Es ist eine Geschichte über Vertrauen und Verrat, Familie, Freundschaft und Liebe, atmosphärisch dicht und sehr packend erzählt. Die Grundstimmung der Zeit, die Angst vor Denunzianten und der Stasi, vor einer ungewissen Zukunft und die Bereitschaft, das eigenen Leben für die Freiheit zu riskieren, die Überlegungen, wem man (ver)trauen kann, die Sehnsucht nach Weite und Freiheit werden sehr eindringlich geschildert. „Wenn man in diesem Land seine Ruhe haben will, muss man lernen die Klappe zu halten. Und seinen Leidenschaften in aller Stille frönen.“ (S. 246)
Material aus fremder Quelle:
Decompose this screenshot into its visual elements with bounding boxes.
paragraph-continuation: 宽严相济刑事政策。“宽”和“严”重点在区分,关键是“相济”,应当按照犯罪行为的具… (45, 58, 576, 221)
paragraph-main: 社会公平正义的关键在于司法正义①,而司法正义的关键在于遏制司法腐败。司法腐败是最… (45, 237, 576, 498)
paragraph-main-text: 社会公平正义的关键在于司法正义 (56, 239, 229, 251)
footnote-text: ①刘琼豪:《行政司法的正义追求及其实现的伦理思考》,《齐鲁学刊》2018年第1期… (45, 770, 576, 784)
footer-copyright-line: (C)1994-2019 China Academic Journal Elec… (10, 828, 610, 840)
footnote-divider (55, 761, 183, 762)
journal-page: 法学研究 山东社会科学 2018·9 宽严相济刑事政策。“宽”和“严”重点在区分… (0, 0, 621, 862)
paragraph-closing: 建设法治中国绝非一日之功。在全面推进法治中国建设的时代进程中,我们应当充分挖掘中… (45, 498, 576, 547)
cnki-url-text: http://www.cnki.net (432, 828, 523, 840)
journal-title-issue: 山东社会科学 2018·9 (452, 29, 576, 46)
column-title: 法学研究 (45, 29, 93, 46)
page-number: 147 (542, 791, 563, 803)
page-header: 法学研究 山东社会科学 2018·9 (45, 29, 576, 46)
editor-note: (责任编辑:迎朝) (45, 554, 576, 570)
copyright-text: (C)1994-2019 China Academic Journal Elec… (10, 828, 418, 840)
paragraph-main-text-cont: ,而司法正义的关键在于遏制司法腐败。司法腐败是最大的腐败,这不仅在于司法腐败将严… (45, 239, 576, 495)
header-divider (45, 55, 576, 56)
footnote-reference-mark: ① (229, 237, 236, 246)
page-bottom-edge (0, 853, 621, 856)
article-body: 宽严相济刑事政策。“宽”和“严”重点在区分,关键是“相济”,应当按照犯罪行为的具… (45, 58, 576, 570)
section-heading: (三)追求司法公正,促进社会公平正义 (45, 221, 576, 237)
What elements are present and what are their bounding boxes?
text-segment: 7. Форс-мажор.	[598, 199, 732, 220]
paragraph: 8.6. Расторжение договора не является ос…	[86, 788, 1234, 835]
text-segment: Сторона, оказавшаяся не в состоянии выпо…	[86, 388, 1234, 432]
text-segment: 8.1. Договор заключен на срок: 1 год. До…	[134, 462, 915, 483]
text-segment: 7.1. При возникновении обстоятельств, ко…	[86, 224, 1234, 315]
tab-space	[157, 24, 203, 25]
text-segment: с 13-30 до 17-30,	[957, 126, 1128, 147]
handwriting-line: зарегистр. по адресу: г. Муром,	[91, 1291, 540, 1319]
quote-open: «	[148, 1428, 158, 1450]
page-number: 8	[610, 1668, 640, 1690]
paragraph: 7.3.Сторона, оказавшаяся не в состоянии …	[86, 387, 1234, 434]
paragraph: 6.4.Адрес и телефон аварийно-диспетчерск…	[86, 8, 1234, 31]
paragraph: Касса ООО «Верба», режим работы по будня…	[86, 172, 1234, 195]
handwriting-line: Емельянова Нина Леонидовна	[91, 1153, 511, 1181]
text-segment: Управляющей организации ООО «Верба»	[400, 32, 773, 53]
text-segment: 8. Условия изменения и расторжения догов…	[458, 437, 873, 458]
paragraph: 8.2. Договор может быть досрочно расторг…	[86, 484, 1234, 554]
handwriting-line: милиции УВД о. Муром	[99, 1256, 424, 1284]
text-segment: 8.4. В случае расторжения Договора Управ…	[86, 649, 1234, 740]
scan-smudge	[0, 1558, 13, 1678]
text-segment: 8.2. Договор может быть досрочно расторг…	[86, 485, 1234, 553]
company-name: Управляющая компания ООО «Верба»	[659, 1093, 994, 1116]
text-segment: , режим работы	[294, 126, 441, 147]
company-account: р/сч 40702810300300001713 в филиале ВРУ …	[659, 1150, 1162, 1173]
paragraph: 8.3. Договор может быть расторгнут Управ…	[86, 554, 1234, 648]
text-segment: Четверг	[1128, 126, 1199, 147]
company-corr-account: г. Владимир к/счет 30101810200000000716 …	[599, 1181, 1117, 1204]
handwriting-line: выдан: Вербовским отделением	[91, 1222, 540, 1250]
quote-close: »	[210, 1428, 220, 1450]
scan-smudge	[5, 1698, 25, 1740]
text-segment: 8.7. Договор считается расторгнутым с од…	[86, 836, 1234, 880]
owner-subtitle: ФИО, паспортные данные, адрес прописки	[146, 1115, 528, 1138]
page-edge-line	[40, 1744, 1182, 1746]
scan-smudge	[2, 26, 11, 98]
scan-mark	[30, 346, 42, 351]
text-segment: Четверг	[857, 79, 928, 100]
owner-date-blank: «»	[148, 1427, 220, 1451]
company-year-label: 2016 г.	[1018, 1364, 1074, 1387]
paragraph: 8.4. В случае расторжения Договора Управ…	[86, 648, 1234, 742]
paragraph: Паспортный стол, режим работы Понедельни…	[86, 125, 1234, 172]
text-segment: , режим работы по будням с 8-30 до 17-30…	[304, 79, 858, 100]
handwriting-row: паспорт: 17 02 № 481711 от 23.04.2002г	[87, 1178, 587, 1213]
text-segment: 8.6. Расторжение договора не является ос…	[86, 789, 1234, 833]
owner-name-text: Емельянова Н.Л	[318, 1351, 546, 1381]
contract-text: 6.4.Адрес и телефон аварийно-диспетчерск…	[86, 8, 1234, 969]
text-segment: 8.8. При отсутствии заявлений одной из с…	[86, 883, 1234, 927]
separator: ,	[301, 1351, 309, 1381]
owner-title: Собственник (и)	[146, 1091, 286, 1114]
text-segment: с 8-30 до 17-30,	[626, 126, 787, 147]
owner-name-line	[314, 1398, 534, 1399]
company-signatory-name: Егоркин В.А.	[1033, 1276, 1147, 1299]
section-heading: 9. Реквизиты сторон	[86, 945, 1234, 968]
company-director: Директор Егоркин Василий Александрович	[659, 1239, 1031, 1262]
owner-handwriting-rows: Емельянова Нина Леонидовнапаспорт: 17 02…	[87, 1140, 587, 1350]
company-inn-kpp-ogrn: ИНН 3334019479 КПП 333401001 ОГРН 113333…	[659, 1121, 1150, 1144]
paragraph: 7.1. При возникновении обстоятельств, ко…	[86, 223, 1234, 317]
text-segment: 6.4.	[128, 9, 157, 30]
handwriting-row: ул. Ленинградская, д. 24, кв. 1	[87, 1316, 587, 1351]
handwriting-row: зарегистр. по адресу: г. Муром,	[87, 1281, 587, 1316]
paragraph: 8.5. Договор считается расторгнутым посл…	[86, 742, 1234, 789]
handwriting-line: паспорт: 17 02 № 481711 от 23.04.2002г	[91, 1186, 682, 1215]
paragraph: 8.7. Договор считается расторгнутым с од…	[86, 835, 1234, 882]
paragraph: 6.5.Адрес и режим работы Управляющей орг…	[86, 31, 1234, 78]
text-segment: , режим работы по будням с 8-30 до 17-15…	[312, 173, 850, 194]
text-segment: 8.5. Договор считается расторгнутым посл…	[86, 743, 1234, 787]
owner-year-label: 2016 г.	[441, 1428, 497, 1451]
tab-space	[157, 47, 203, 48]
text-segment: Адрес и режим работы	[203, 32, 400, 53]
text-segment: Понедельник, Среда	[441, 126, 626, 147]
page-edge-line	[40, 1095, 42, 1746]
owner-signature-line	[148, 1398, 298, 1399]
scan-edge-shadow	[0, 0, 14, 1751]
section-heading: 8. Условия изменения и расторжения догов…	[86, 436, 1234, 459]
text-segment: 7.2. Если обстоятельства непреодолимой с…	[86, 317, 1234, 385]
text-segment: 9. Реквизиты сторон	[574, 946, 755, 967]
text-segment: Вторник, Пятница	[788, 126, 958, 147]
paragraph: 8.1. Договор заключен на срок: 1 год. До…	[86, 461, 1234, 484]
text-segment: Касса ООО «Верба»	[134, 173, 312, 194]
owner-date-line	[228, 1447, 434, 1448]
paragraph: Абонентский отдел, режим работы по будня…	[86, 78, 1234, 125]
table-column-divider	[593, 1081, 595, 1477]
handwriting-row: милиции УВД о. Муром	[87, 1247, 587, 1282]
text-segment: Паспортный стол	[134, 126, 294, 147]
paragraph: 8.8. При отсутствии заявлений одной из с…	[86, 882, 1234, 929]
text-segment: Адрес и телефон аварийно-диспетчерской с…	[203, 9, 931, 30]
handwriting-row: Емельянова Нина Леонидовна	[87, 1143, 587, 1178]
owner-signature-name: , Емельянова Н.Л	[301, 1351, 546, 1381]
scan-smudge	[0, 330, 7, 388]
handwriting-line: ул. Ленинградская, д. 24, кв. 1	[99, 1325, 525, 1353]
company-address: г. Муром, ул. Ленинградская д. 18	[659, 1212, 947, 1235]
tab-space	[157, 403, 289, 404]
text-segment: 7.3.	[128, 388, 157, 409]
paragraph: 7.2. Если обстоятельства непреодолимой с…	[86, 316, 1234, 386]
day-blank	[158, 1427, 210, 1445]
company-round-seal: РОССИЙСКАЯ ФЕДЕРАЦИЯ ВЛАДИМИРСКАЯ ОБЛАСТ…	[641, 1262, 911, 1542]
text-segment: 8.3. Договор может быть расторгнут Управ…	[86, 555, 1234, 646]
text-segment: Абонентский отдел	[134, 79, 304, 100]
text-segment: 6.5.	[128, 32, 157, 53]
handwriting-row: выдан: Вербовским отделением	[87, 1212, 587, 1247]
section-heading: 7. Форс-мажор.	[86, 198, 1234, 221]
Es hat mich fasziniert, dass Kathleen Freitag die Handlung auf einem sehr engen Raum spielen lässt – der Leuchtturm und das Meer als zentraler Punkt, die Arbeitsstellen der drei, ihr geheimer Treffpunkt – und damit die ganze DDR widerspiegelt.
Else und Lulu sind sehr verschieden. Else ist sehr still, muss alles immer erst genau überdenken und macht viel mit sich selbst aus. Das führt beinahe zum Bruch zwischen den jungen Frauen. „Ich dachte, wenigstens du hast in diesem Land keine Geheimnisse.“ (S. 228) Lulu hingegen ist sehr draufgängerisch und redet leider oft erst, bevor sie nachdenkt. Und Otto? Der scheint ein offenes Buch zu sein und liebt Lulu abgöttisch – „Du bist meine Sonne! Ich würde Dir überallhin folgen.“ (S. 55) – doch erzählt er ihnen wirklich alles?
Ich habe mit ihnen gebangt und gelitten, wusste, was ihr Denkfehler bei der Vorbereitung ihrer Flucht war (aber ich will hier nicht zu viel verraten) und hätte ihnen gern geholfen. Ich hatte Angst, dass die Freundschaft die Belastungsprobe nicht aushält und zerbricht.
Wie schon in „Die Seebadvilla“ hat mich Kathleen Freitag wieder sehr berührt und ein wichtiges Buch #gegendasvergessen geschrieben. Ich freue mich schon auf das nächste Lese-Highlight aus ihrer Feder.